Вот тут рекомендации Федотова грядущим поколениям обернулись прекраснодушными пожеланиями, пустыми звуками. Никто из видных политиков и экономистов 1990-х не принимал к рассмотрению соображения такого рода. Понятно, что, как уже было сказано, деятелям той поры было не до Федотова, никто о нем просто и не вспоминал. А ведь в аргументах, высказанных этим «прожектером-эмигрантом», было столько здравого смысла и государственной логики… Однако в горячке погони за миражами монетаризма — или бегства от призрака «коммунистического реванша», который преследовал реформаторов 1990-х, как Медный всадник бедного Евгения, — о том и другом забывали. Федотов предупреждал: «Государство должно сохранить в своих руках значительные возможности хозяйственного регулирования. Это „завоевание революции“ переживет большевиков — отнюдь не по доктринерски-социалистическим мотивам». И опять — только сегодня, при существенно ухудшившейся конъюнктуре, эти его заветы начинают оценивать по достоинству.
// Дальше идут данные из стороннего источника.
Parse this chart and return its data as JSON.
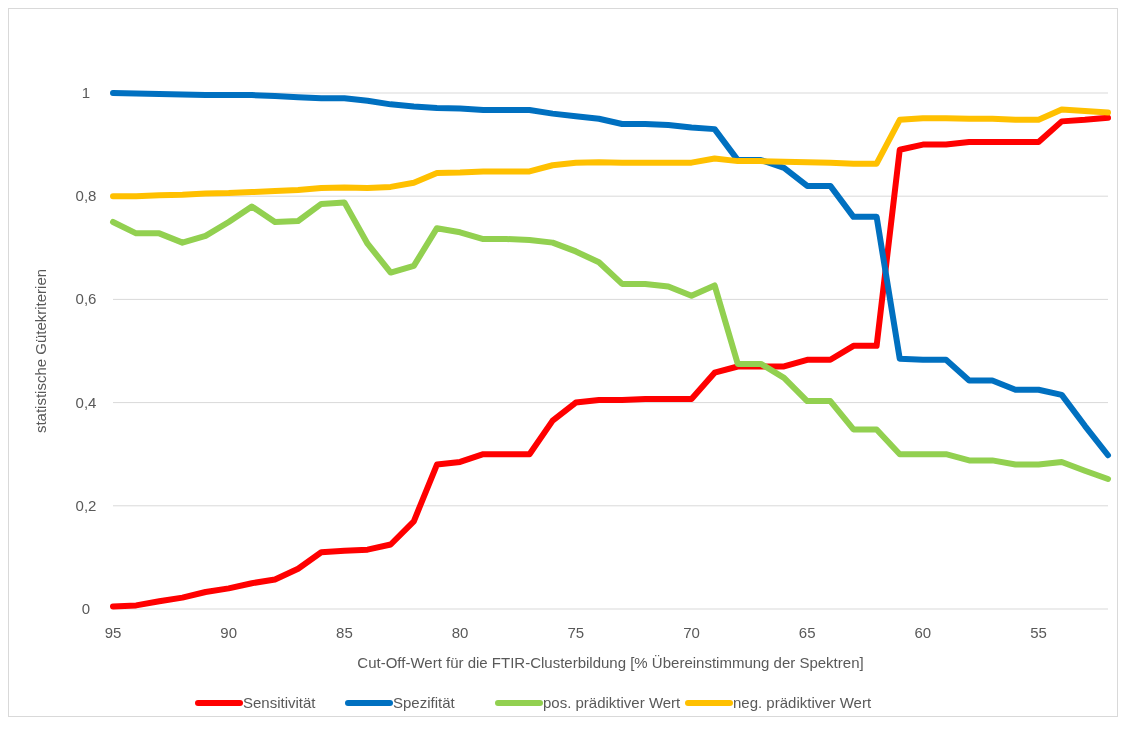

Конечно, никто не предлагает пользоваться суждениями Федотова восьмидесятилетней давности как компасом при выборе путей в ХХI веке. При желании можно сказать, что он вообще оказался не бог весть каким футурологом. Ведь и западная цивилизация двинулась путями, которых Федотов не сумел предвидеть. Правда, он верно угадал некоторые тенденции: переход от национального суверенитета к Соединенным Штатам Европы, возникновение Pax Americana как ведущего фактора нового мирового порядка. Однако центральный цивилизационный вектор указывает нынче не в сторону роста свободы, ответственности и солидарности в любезном его сердцу христианском ключе, а направляет общее развитие ко все большей атомизации, утрате положительных ценностей, энтропии. Религиозная вера, как, впрочем, и любые нерелигиозные смыслозадающие концепты, безнадежно растворяется в кислотном пространстве гаджетов, информационных потоков и технологий, виртуального сетевого существования. Но эту информационную революцию со всеми ее эпохальными последствиями не смог предвидеть и Станислав Лем — что уж говорить о родившемся в позапрошлом веке публицисте и религиозном мыслителе.
В заключение остается сказать: несмотря на колоссальные общественные, культурные и технологические сдвиги, случившиеся между смертью Федотова и нашими днями, хотелось бы надеяться, что ближайшие пути России и мира можно будет сверять скорее с его прозрениями, опасениями и надеждами, чем с гротескно-глумливыми видениями, скажем, пелевинского «SNUFF-а».
[1] Все цитаты из сочинений Федотова даются по изданию: Федотов Г. П. Судьба и грехи России. Избранные статьи по философии русской истории и культуры. В 2 т. СПб., 1991.